In this Markdown code, we will highlight the key differences between Airflow and Resque.

  1. Workflow Orchestration: Airflow is a workflow orchestration tool that allows users to schedule and monitor workflows, while Resque is a background job queue system for Ruby apps. Airflow supports complex workflows with dependencies and conditional logic, while Resque focuses on executing individual jobs in a distributed environment.

  2. Language Support: Airflow supports workflows written in Python, SQL, and other scripting languages, whereas Resque is specifically designed for Ruby applications. This means that Airflow can be used for a wider range of use cases and integrate with different systems, while Resque is more limited in terms of language support.

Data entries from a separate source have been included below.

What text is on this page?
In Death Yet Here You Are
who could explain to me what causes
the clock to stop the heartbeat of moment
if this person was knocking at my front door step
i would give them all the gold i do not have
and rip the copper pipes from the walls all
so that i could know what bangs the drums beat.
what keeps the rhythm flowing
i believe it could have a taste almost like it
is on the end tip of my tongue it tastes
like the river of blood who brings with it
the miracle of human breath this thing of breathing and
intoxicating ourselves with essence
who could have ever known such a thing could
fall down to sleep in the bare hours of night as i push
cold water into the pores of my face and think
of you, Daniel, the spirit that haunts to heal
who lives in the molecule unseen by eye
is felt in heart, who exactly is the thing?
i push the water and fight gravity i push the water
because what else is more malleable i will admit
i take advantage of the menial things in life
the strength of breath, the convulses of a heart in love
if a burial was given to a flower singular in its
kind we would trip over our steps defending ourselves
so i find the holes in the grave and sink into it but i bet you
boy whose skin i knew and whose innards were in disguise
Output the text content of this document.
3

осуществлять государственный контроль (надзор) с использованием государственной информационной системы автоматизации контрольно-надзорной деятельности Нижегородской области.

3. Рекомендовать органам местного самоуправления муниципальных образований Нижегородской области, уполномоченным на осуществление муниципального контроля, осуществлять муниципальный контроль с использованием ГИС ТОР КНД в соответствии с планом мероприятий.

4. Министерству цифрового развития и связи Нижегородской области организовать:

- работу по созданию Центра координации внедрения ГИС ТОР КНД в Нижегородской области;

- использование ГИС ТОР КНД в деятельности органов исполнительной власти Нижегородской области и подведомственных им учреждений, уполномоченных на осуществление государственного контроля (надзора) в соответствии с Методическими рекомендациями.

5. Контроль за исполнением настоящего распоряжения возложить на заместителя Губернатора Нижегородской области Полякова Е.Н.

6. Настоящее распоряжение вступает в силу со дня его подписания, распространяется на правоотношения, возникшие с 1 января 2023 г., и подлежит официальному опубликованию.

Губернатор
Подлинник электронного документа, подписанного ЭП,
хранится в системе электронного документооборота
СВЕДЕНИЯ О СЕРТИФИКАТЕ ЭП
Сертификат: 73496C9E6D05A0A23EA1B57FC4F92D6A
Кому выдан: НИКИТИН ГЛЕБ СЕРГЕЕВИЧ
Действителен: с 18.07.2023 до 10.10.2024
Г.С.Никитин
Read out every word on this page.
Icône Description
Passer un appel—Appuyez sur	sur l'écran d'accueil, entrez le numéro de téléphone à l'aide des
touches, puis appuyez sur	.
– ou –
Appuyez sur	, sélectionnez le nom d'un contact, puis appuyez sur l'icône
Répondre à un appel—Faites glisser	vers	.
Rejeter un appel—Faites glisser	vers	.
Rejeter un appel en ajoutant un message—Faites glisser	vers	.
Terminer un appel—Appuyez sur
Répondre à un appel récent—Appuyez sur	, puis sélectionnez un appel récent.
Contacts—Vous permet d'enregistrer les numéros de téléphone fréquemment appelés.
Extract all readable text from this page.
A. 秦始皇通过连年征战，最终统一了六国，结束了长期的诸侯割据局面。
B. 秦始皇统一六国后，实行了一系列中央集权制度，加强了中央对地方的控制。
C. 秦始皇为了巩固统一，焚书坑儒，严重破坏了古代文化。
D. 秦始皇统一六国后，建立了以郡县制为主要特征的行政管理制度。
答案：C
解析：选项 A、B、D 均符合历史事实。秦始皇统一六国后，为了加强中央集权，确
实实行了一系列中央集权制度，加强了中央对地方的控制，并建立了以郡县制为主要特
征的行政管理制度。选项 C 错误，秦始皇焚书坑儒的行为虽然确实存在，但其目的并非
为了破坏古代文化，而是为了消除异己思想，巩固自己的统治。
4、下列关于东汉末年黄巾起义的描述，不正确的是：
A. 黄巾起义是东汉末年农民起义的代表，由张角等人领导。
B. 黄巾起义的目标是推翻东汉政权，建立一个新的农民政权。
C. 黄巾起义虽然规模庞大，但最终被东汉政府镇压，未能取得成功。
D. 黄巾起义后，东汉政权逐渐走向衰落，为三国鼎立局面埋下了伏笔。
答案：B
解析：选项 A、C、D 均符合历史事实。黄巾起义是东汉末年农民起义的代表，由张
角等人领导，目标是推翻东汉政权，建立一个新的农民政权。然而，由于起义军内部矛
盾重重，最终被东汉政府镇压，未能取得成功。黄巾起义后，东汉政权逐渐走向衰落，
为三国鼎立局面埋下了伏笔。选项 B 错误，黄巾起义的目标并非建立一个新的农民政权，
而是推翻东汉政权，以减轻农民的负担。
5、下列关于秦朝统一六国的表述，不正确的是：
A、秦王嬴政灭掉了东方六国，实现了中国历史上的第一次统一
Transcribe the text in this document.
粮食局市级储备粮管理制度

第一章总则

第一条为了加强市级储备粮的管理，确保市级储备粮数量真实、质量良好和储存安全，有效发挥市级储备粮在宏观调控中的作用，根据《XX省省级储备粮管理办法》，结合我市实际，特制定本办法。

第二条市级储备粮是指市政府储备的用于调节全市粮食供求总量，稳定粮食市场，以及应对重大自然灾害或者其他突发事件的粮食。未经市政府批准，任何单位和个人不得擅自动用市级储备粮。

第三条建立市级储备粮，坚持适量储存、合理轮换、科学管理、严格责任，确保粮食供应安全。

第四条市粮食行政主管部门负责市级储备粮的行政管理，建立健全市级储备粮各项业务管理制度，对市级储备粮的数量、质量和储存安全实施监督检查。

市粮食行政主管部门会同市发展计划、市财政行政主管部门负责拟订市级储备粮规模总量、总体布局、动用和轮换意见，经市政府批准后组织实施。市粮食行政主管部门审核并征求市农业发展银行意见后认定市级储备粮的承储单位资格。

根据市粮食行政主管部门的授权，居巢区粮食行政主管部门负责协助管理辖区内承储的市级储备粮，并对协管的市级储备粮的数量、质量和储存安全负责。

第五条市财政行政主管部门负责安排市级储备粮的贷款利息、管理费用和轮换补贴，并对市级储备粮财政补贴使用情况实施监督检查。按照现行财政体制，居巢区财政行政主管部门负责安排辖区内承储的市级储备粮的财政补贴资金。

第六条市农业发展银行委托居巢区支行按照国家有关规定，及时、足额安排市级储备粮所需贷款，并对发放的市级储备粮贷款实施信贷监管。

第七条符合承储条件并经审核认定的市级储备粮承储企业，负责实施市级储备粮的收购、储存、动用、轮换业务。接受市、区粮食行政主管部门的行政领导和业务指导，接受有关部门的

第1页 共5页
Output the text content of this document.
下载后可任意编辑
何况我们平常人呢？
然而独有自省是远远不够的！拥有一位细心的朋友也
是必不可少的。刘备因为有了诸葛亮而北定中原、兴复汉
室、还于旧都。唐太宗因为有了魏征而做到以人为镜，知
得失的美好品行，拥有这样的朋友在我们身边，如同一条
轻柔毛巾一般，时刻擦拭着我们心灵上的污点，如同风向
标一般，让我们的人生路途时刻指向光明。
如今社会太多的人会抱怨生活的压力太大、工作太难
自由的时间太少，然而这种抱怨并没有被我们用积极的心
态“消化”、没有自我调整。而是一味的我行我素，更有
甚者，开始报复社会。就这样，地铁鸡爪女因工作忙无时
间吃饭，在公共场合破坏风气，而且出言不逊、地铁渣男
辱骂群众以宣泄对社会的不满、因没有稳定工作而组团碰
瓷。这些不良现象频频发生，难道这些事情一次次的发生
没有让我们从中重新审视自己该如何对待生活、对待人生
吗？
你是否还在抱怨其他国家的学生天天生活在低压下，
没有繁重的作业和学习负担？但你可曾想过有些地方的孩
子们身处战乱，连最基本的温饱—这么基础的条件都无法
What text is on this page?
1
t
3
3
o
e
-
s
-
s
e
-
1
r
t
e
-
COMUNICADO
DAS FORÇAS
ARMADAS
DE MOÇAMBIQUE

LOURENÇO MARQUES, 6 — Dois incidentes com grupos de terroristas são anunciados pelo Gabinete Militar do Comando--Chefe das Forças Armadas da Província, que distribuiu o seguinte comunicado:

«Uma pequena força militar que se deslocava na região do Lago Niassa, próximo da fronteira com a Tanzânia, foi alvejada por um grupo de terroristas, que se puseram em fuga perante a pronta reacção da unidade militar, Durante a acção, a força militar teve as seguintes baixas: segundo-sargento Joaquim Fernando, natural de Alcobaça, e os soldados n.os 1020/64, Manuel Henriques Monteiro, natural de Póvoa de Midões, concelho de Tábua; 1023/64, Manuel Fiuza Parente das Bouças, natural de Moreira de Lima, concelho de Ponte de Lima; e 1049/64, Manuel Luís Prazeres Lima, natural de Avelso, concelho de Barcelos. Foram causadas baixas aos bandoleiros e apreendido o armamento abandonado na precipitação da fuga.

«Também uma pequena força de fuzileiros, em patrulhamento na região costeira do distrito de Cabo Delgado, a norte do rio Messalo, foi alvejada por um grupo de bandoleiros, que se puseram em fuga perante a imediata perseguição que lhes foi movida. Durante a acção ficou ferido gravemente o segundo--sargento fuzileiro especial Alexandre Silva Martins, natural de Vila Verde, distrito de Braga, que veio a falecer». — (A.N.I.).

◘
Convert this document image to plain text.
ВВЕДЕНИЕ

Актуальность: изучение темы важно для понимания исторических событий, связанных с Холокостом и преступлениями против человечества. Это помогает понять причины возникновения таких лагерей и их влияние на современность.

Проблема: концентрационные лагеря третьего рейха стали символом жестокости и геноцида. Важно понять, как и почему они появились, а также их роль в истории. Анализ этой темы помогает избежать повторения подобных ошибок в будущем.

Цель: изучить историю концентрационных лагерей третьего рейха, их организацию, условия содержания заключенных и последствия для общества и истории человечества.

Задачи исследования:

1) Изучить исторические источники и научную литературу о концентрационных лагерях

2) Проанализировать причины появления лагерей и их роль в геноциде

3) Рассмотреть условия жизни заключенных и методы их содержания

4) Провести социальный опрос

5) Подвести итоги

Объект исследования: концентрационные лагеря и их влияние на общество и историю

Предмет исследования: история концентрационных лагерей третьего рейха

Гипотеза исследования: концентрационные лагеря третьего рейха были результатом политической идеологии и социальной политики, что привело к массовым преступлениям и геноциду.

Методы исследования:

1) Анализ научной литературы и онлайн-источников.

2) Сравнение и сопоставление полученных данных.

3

  3. Scalability: Airflow is designed to scale horizontally to handle large amounts of workflow executions and can be set up in a distributed environment, while Resque is more suitable for smaller-scale applications and may require additional configuration for scaling across multiple nodes.

  4. Fault Tolerance: Airflow provides built-in fault tolerance mechanisms such as task retries, task-level retries, and dead-letter queues, ensuring that workflows can recover from failures and continue processing. On the other hand, Resque relies on external tools or plugins for implementing fault tolerance measures.

  5. Monitoring and Logging: Airflow comes with a comprehensive user interface for monitoring workflows, viewing logs, and managing tasks, making it easier for users to track the progress of their workflows. Resque lacks a built-in dashboard for monitoring job queues and may require additional tools or integrations for logging and monitoring.

In Summary, the key differences between Airflow and Resque lie in their workflow orchestration capabilities, language support, scalability, fault tolerance mechanisms, and monitoring features.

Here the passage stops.